Loveland council advances 90-day fast-track review for qualifying housing projects
The Loveland City Council voted unanimously Tuesday to approve the first reading of Ordinance No. 6836, a Unified Development Code amendment creating a fast-track review process for qualifying housing projects. The change is intended to keep Loveland in compliance with Proposition 123 by setting up a 90-day maximum review timeline for eligible affordable and attainable housing applications.
City staff told council Loveland opted into Proposition 123 in 2023, making the city and its development partners eligible to seek money from the state affordable housing fund. To remain eligible, communities must both increase affordable housing units by 3% annually for three years and adopt a fast-track review process, Strategic Planner Carrie Burchett said. Burchett said Loveland is on pace to meet the housing-growth requirement by the end of this year, and that the draft code changes have already received a compliance "thumbs up" from the Colorado Department of Local Affairs.
Burchett said the ordinance is only one piece of a broader housing-code modernization effort.

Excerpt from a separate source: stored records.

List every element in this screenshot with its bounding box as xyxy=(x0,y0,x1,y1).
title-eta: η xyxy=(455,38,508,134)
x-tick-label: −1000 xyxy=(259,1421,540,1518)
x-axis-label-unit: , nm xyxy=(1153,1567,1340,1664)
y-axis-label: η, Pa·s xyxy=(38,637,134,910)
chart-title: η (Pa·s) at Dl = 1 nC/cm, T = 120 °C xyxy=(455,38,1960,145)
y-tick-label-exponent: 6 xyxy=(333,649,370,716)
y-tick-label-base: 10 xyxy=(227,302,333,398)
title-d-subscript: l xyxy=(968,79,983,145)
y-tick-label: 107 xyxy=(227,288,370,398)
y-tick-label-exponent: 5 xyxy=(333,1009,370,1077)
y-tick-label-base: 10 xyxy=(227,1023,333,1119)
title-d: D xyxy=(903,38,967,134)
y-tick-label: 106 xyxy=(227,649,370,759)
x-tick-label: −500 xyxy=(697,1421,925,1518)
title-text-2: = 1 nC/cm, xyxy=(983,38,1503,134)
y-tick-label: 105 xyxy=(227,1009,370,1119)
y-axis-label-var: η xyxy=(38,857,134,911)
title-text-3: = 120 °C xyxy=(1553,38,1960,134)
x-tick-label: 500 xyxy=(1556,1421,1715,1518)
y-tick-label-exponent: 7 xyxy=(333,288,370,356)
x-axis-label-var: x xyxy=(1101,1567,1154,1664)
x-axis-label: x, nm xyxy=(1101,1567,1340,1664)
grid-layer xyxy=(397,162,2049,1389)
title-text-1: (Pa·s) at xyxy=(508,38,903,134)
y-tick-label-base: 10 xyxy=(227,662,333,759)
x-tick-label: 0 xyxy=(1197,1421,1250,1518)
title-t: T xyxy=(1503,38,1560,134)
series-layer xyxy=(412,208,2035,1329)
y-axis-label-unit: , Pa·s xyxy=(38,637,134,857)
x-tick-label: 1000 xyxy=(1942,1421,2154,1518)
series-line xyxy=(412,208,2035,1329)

The city received a $160,000 DOLA grant and hired consultant Framework to review the development code for barriers to housing construction, she said. A larger package of housing amendments is expected to come before council in August, while the city is pursuing this narrower ordinance now because the state is offering a $45,000 early-adoption incentive grant for communities that implement the fast-track process by the end of June.
Under the new process, Burchett said, qualifying projects must meet state eligibility rules and include at least 50% of units aimed at Proposition 123 income thresholds, including ownership housing affordable to households earning up to 120% of area median income and rental housing at 60% of area median income. She said applicants can choose whether to use the fast-track option and can request extensions. Planning Commission recommended approval on a 6-0 vote May 11.
Public comment backed the change while also underscoring the shortage of lower-cost housing. Lisa Cunningham, chair of the Loveland Affordable Housing Task Force, said the task force supports the amendment and argued that shortening review times can lower development costs in a period when "cost is money, time is money." Cunningham said Loveland faces a shortage of about 2,900 affordable units and pointed to Legacy Crossing, a roughly 330-unit project that took five years to approve, as an example of why faster review matters.
Council Member Kalina Middleton said she supported complying with Proposition 123 but questioned whether one part of the ordinance gives too much discretion to staff through a "director qualified" category that is not required by the state program. Middleton said she would prefer eligibility standards to be spelled out directly in the code. In response, the city attorney said the variety of development applications makes a one-size-fits-all approach difficult and suggested any broader shift away from administrative discretion would need careful review.
Mayor Patrick McFall also asked whether the city was addressing delays that hold up entire applications when one part of the review stalls. Burchett said the city is looking at "untangling" review steps so related approvals can move forward more logically rather than waiting on a single bottleneck. Second reading is scheduled for June 16.